Behind him the cars slammed into each other, set to Def Leppard. He puffed out a breath and couldn’t help being there again, driving too fast down the long, straight roads of Surrey — or maybe it was Cloverdale — middle of the night, chasing someone, and it had come out of nowhere, a flash of red torpedoing in off the right out of what had to be a concealed side road. He recalled spiking the brakes, when in hindsight he should have stepped on the gas. He recalled shouting to Looch, but shouting what?

Last words.

Later he found out he’d been comatose for six days. Nobody would answer his questions or show him photos or share whatever the traffic analyst had pinpointed on speed and degrees of fault. They’d asked a question or two, but it was hardly the interrogation he was ready for, and that worried him too. All they said was, why were you in Richmond breaking the limit? Where were you guys going to, coming from? He’d said he remembered nothing of the day of the accident. He didn’t expect to be believed, but they seemed to do just that, believe him.

The flip side of claiming amnesia was that he left himself in the dark. He couldn’t ask those pointed questions he wanted to, and now he knew nothing of the investigation except the names of the deceased. He’d missed Looch’s funeral. He’d left town without a word to Looch’s widow, Brooke, or Looch’s mom or dad or sister or brothers. They wouldn’t have forgiven him anyway, but at least he should have tried.

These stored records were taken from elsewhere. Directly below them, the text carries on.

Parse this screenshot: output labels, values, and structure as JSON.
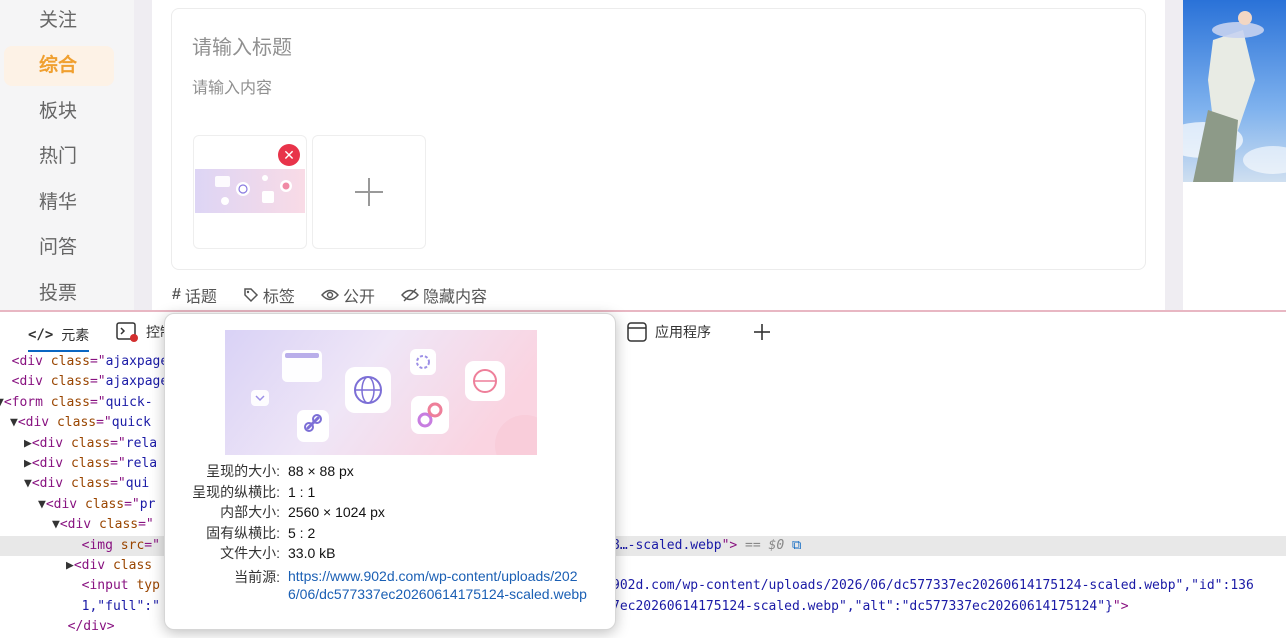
{
  "sidebar": {
    "items": [
      {
        "label": "关注",
        "active": false
      },
      {
        "label": "综合",
        "active": true
      },
      {
        "label": "板块",
        "active": false
      },
      {
        "label": "热门",
        "active": false
      },
      {
        "label": "精华",
        "active": false
      },
      {
        "label": "问答",
        "active": false
      },
      {
        "label": "投票",
        "active": false
      }
    ]
  },
  "editor": {
    "title_placeholder": "请输入标题",
    "content_placeholder": "请输入内容"
  },
  "editor_toolbar": {
    "topic": "话题",
    "tag": "标签",
    "public": "公开",
    "hidden_content": "隐藏内容"
  },
  "devtools": {
    "tabs": {
      "elements": "元素",
      "console": "控制",
      "application": "应用程序"
    },
    "code_lines": [
      {
        "indent": 0,
        "arrow": "",
        "parts": [
          [
            "tag",
            "<div "
          ],
          [
            "attr",
            "class"
          ],
          [
            "tag",
            "=\""
          ],
          [
            "val",
            "ajaxpager"
          ]
        ]
      },
      {
        "indent": 0,
        "arrow": "",
        "parts": [
          [
            "tag",
            "<div "
          ],
          [
            "attr",
            "class"
          ],
          [
            "tag",
            "=\""
          ],
          [
            "val",
            "ajaxpager"
          ]
        ]
      },
      {
        "indent": 0,
        "arrow": "▼",
        "parts": [
          [
            "tag",
            "<form "
          ],
          [
            "attr",
            "class"
          ],
          [
            "tag",
            "=\""
          ],
          [
            "val",
            "quick-"
          ]
        ]
      },
      {
        "indent": 1,
        "arrow": "▼",
        "parts": [
          [
            "tag",
            "<div "
          ],
          [
            "attr",
            "class"
          ],
          [
            "tag",
            "=\""
          ],
          [
            "val",
            "quick"
          ]
        ]
      },
      {
        "indent": 2,
        "arrow": "▶",
        "parts": [
          [
            "tag",
            "<div "
          ],
          [
            "attr",
            "class"
          ],
          [
            "tag",
            "=\""
          ],
          [
            "val",
            "rela"
          ]
        ]
      },
      {
        "indent": 2,
        "arrow": "▶",
        "parts": [
          [
            "tag",
            "<div "
          ],
          [
            "attr",
            "class"
          ],
          [
            "tag",
            "=\""
          ],
          [
            "val",
            "rela"
          ]
        ]
      },
      {
        "indent": 2,
        "arrow": "▼",
        "parts": [
          [
            "tag",
            "<div "
          ],
          [
            "attr",
            "class"
          ],
          [
            "tag",
            "=\""
          ],
          [
            "val",
            "qui"
          ]
        ]
      },
      {
        "indent": 3,
        "arrow": "▼",
        "parts": [
          [
            "tag",
            "<div "
          ],
          [
            "attr",
            "class"
          ],
          [
            "tag",
            "=\""
          ],
          [
            "val",
            "pr"
          ]
        ]
      },
      {
        "indent": 4,
        "arrow": "▼",
        "parts": [
          [
            "tag",
            "<div "
          ],
          [
            "attr",
            "class"
          ],
          [
            "tag",
            "=\""
          ]
        ]
      },
      {
        "indent": 5,
        "arrow": "",
        "parts": [
          [
            "tag",
            "<img "
          ],
          [
            "attr",
            "src"
          ],
          [
            "tag",
            "=\""
          ]
        ],
        "tail": [
          [
            "val",
            "8…-scaled.webp"
          ],
          [
            "tag",
            "\">"
          ],
          [
            "muted",
            " == $0"
          ]
        ]
      },
      {
        "indent": 5,
        "arrow": "▶",
        "parts": [
          [
            "tag",
            "<div "
          ],
          [
            "attr",
            "class"
          ]
        ]
      },
      {
        "indent": 5,
        "arrow": "",
        "parts": [
          [
            "tag",
            "<input "
          ],
          [
            "attr",
            "typ"
          ]
        ],
        "tail": [
          [
            "val",
            "902d.com/wp-content/uploads/2026/06/dc577337ec20260614175124-scaled.webp"
          ],
          [
            "val",
            "\",\"id\":136"
          ]
        ]
      },
      {
        "indent": 5,
        "arrow": "",
        "parts": [
          [
            "val",
            "1,\"full\":\""
          ]
        ],
        "tail": [
          [
            "val",
            "7ec20260614175124-scaled.webp\",\"alt\":\"dc577337ec20260614175124\"}"
          ],
          [
            "tag",
            "\">"
          ]
        ]
      },
      {
        "indent": 4,
        "arrow": "",
        "parts": [
          [
            "tag",
            "</div>"
          ]
        ]
      }
    ]
  },
  "image_popup": {
    "rows": [
      {
        "label": "呈现的大小:",
        "value": "88 × 88 px"
      },
      {
        "label": "呈现的纵横比:",
        "value": "1 : 1"
      },
      {
        "label": "内部大小:",
        "value": "2560 × 1024 px"
      },
      {
        "label": "固有纵横比:",
        "value": "5 : 2"
      },
      {
        "label": "文件大小:",
        "value": "33.0 kB"
      }
    ],
    "source_label": "当前源:",
    "source_url": "https://www.902d.com/wp-content/uploads/2026/06/dc577337ec20260614175124-scaled.webp"
  },
  "colors": {
    "accent_orange": "#f0a030",
    "delete_red": "#e8334a",
    "devtools_blue": "#0a66c2",
    "link_blue": "#1a5fb4"
  }
}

So now he was back in uniform, pretty well healed, good to go. There was no brain damage, they said, and they seemed to believe it. He was trying to believe it himself, but he couldn’t. He was changed, rearranged, not himself. It would be a while before he could start climbing his way back to the top, be once again that smartass cop in suit and tie, integral, admired, the keenest eye on the team …

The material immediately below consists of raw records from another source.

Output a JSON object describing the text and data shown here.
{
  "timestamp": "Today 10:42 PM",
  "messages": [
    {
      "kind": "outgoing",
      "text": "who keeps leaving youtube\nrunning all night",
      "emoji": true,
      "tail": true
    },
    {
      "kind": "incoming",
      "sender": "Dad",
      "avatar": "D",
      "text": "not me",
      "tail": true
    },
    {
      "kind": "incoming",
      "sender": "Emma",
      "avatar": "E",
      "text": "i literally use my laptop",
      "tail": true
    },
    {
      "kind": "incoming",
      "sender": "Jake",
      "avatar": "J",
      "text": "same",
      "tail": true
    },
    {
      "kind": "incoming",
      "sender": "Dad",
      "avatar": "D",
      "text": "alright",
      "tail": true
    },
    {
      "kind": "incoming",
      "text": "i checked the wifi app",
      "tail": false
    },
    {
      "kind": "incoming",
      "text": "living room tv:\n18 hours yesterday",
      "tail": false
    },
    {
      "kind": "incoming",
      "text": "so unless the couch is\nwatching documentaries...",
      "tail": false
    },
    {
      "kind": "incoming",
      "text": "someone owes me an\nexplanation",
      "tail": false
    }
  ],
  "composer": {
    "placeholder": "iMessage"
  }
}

He brought his hand around and found it wet with cold rain, not warm blood, which took his worries in another direction: the winter weather and how he was going to steer his wheels through the coming snowfalls. Aside from training at Regina ten years ago, he wasn’t prepared for northern driving. He imagined snow coming down thick, coating the roads, concealing the ice. It would send him into a tailspin, another crash, another coma. How many comas could one brain take?

The knot tightened. He told Penny as she rejoined him that he needed to get home, get some sleep; he had work tomorrow.

On the gravel road to the upper parking lot they joined other fairgoers walking slowly out into the dark. Holding his hand, Penny said, “It was the best, though, wasn’t it?” The colourful fairground lights reflected in her eyes as she looked back, still spinning away in the distance. “Seeing them play?”

“Seeing what?” he asked.

“Them play.”

As always, the dots didn’t quite connect. “Who?”

“Fling.” She’d lost patience, probably for the first time since they’d met, maybe the beginning of the end. “Fling, the whole point of this day, remember?”

They walked in silence toward the vast muddy field that had been turned into a jam-packed parking lot for this fall fair weekend, no longer holding hands, and he kept an eye out for the native girl and the man who followed her, both long gone, leaving nothing to chase but a really bad feeling.